Переводя этот сложный комплимент на обыденный язык, заметим, что подражать Маяковскому проще – достаточно формального сходства; для того, чтобы подражать Пастернаку, надо прежде всего обладать сходным мировоззрением, внешнего копирования тут недостаточно, выйдет смешно и неуклюже. Новаторство Пастернака сложней и глубже – Брюсов увидел в нем человека с философской школой: подражать ему – значило понимать, а это не всем дано.
Мировоззрение свое Пастернак попытался внятно сформулировать в статье «Несколько положений», которую он в 1926 году послал Цветаевой как творческое кредо. Она датирована у него 1918 и 1922 годами (доработана перед публикацией в альманахе «Современник» 1922 года). Цветаевой он писал, что за «Несколько положений» стоит горой, добавляя, что это не столько афоризмы (то есть, по существу, эффектные парадоксы, общие места навыворот), сколько, «пожалуй, даже и мысли».
«Современные течения вообразили, что искусство как фонтан, тогда как оно – губка.
Они решили, что искусство должно бить, тогда как оно должно всасывать и насыщаться.
Они сочли, что оно может быть разложено на средства изобразительности, тогда как оно складывается из органов восприятия.
Ему следует быть в зрителях и глядеть всех чище, восприимчивей и верней, а в наши дни оно познало пудру, уборную и показывается с эстрады (…).
Книга есть кубический кусок горячей, дымящейся совести – и больше ничего.
Неумение найти и сказать правду – недостаток, которого никаким уменьем говорить неправду не покрыть».
Искусство не изобретает, но подражает и развивает; это истинно христианская концепция искусства, намеченная, кстати, и в докладе Мандельштама «Скрябин и христианство», где искусство трактовалось как «свободное и радостное подражание Христу». Здесь они с Пастернаком едины – как почти все крупные мастера, для которых слово «произвол» – ругательство. Искусство ничего не делает по своему произволу – оно различает уже имеющееся, делает слышным неслышное, но уже существующее.
Чистую сущность поэзии в «Нескольких положениях» он определял в стилистике голодной Москвы первых пореволюционных лет:
«Она тревожна, как зловещее круженье десятка мельниц на краю голого поля в черный, голодный год».
Это не только влияние «черного, голодного года». Между прочим, ему и Марбург во сне представлялся осажденным – сытенький, чистенький Марбург в безоблачной еще Европе девятьсот двенадцатого.
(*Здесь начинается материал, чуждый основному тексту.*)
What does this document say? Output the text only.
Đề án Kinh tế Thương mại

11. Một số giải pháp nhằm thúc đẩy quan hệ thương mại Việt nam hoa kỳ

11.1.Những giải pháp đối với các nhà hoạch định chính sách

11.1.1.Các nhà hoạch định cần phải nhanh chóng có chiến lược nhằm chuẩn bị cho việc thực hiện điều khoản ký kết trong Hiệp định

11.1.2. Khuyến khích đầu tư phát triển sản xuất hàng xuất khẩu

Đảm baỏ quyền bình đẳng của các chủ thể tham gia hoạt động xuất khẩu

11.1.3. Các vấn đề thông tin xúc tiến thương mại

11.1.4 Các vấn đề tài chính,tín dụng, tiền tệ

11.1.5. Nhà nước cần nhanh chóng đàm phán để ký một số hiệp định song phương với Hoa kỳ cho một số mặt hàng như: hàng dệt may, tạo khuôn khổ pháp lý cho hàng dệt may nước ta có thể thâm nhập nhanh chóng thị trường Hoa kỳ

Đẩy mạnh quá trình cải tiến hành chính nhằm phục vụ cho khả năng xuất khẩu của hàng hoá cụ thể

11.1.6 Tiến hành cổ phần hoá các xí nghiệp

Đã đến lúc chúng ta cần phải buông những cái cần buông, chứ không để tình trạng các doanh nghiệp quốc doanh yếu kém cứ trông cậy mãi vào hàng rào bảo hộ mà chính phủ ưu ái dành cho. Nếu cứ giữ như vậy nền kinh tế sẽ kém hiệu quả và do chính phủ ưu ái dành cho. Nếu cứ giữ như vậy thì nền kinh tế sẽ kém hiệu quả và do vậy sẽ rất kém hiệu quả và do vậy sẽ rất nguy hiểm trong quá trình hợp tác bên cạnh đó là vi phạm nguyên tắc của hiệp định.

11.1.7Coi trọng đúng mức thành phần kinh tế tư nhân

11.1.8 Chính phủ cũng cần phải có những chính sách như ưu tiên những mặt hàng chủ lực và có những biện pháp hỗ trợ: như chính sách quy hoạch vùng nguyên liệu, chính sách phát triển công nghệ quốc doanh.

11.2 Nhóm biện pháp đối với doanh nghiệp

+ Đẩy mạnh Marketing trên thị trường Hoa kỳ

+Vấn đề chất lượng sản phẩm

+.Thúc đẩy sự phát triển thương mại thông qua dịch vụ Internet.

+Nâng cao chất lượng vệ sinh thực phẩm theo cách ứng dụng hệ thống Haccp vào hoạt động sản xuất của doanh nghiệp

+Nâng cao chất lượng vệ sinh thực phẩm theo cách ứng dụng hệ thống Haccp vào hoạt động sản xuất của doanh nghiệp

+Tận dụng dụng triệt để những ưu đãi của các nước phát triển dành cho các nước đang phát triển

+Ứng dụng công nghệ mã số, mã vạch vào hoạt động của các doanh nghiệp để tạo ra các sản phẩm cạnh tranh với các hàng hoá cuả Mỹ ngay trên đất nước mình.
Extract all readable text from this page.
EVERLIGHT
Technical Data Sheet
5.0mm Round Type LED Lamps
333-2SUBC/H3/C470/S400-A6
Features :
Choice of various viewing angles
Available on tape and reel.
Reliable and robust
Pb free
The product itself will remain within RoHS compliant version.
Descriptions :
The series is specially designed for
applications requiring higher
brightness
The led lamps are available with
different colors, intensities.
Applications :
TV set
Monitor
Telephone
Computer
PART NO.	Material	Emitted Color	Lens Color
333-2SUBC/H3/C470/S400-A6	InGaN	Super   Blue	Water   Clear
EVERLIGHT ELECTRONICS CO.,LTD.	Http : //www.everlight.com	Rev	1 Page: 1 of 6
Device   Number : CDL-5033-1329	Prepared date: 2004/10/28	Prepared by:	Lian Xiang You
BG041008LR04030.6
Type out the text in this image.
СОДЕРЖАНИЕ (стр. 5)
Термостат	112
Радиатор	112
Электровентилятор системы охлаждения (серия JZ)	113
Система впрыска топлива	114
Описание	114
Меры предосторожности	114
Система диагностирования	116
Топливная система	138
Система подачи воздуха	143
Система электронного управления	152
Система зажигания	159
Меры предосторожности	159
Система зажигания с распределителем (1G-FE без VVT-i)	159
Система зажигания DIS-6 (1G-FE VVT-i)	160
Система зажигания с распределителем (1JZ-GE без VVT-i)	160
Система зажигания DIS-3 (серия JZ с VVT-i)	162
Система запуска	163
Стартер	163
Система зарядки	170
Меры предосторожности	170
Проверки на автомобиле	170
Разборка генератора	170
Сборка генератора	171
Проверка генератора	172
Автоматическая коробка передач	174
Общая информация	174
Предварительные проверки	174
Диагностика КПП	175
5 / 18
Поэзия немыслима без тревоги, потому что она всегда – напоминание о высшей реальности; так мельница напоминает о ветре.
Им ветер был роздан, как звездам – свет.
Он выпущен в воздух, а нового нет.
А только, как судна, земле вопреки,
Воздушною ссудой живут ветряки.
. . . . . . . . . . . . . . . . . . . . . . . . . .
Когда же беснуются куры и стружки,
И дым коромыслом, и пыль столбом,
И падают капли медяшками в кружки,
И ночь подплывает во всем голубом,
И рвутся оборки настурций, и буря,
Баллоном раздув полотно панталон,
Вбегает и видит, как тополь, зажмурясь,
Нашествием снега слепит небосклон,—
Тогда просыпаются мельничные тени.
Их мысли ворочаются, как жернова.
И они огромны, как мысли гениев,
И несоразмерны, как их права.
Это выправленная в 1928 году редакция «Мельниц», вошедших еще в «Поверх барьеров» и написанных в Красной Поляне, в пятнадцатом году, в гостях у Нади Синяковой. Никто еще не сравнивал поэта с мельницей, а мельницу – со звездой (точнее было бы с Луной – это она «заимствует свет», у звезд он собственный).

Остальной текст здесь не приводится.